Partant, la différence entre le montant de la taxe de séjour, semble-t-il collectée par Airbnb à Paris et le montant que cette plateforme numérique devrait collecter auprès de ses utilisateurs pour les appartements qu’elle propose à la location situés à Paris (si des taux réalistes étaient appliqués aux locations réalisées sur cette plateforme) correspond a minima à une perte sèche de 5 millions d’euros pour la Mairie de Paris. Une nouvelle fois l’AhTop ne peut que regretter cette distorsion de concurrence :

« Contrairement aux apparences, le fonctionnement de ces plateformes dans la collecte de la taxe de séjour est ubuesque. Cette différence de traitement entre acteurs traditionnels et acteurs du numériques est injustifiable et constitue un élément avéré de concurrence déloyale qui nous est préjudiciable. Dans un contexte très difficile marqué par les événements tragiques des derniers mois et de ces derniers jours, cette concurrence déloyale conduit à une perte de CA pour les hôtels parisiens de 316 millions d’euros soit une perte pour nos finances publiques d’un minimum de 31,6 millions d’euros de TVA ; ces constats ne s’appliquant pas à la seule capitale » déplore Jean-Bernard Falco, président de l’AhTop.

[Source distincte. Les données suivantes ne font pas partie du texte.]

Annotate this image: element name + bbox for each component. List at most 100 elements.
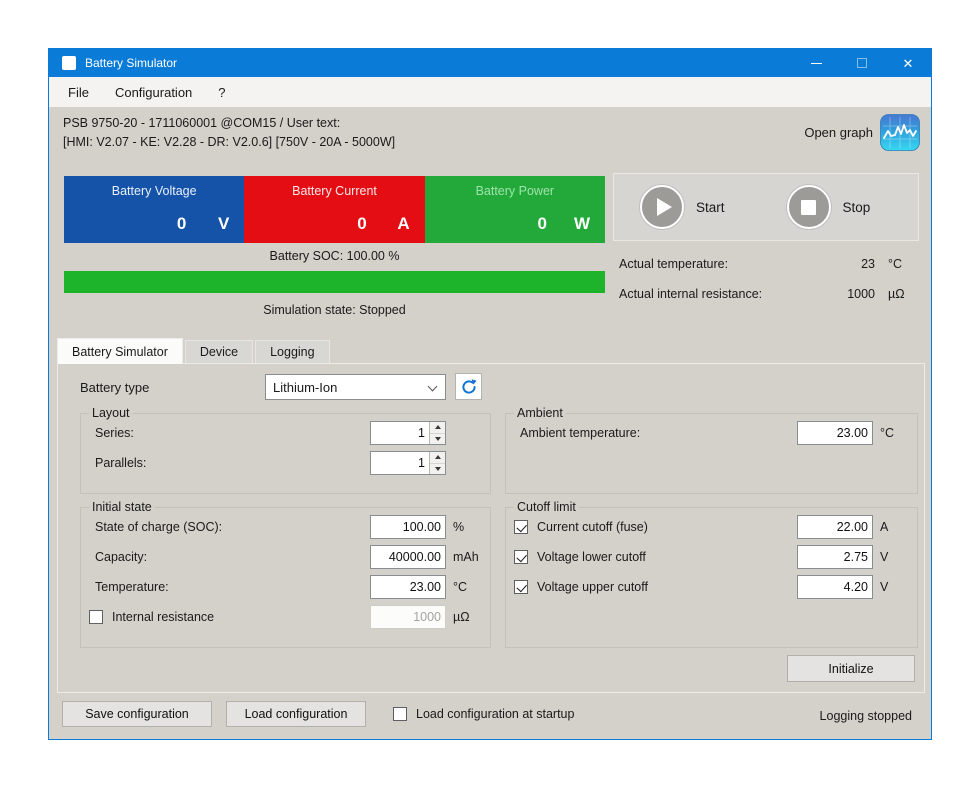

L’AhTop souhaite ainsi rétablir la vérité sur l’opération de communication menée par Airbnb pour détourner l’attention des autorités : « Le chiffre de collecte de la taxe de séjour à Paris diffusé par Airbnb, s’il peut, à première vue, paraître important cache une réalité très différente au préjudice de la Mairie de Paris et des acteurs traditionnels de la filière de l’hébergement touristique. L’heure est grave et la concurrence dévoyée à laquelle ils sont confrontés du fait des pratiques de ces plateformes, conduit aujourd’hui certains hôteliers à devoir licencier du personnel, ce qui n’était pas arrivé depuis 25 ans. Ces dérives doivent cesser sans quoi le secteur du tourisme, premier employeur de France et premier contributeur au PIB français, sera confronté à des répercussions structurelles tant sur l’emploi que sur sa croissance » conclut Jean-Bernard Falco, président de l’AhTop.

 

A propos d’AhTop
Créée le 21 Juillet 2015 et déjà forte de près de 30.000 adhérents, l’AhTop (Association pour un Hébergement et un Tourisme Professionnels) a vocation à fédérer l’ensemble des professionnels de la filière touristique et unifier en son sein tous les acteurs économiques pour promouvoir un hébergement de qualité et un haut niveau de service et contribuer ainsi à l’attractivité touristique de la France. Elle rassemble les organisations syndicales telles que le GNI-SYNHORCAT, la FAGIHT qui en sont membres fondateurs, la FNAIM, l’UNIS, le SNPI, la chaîne internationale Best Western, la fédération des professionnels parisiens des chambres d’hôtes ainsi que différents acteurs de la filière touristique française (secteur hôtelier, chambres d’hôtes, auberges de jeunesse, restauration, agences de voyage, professions immobilières et syndics de copropriété).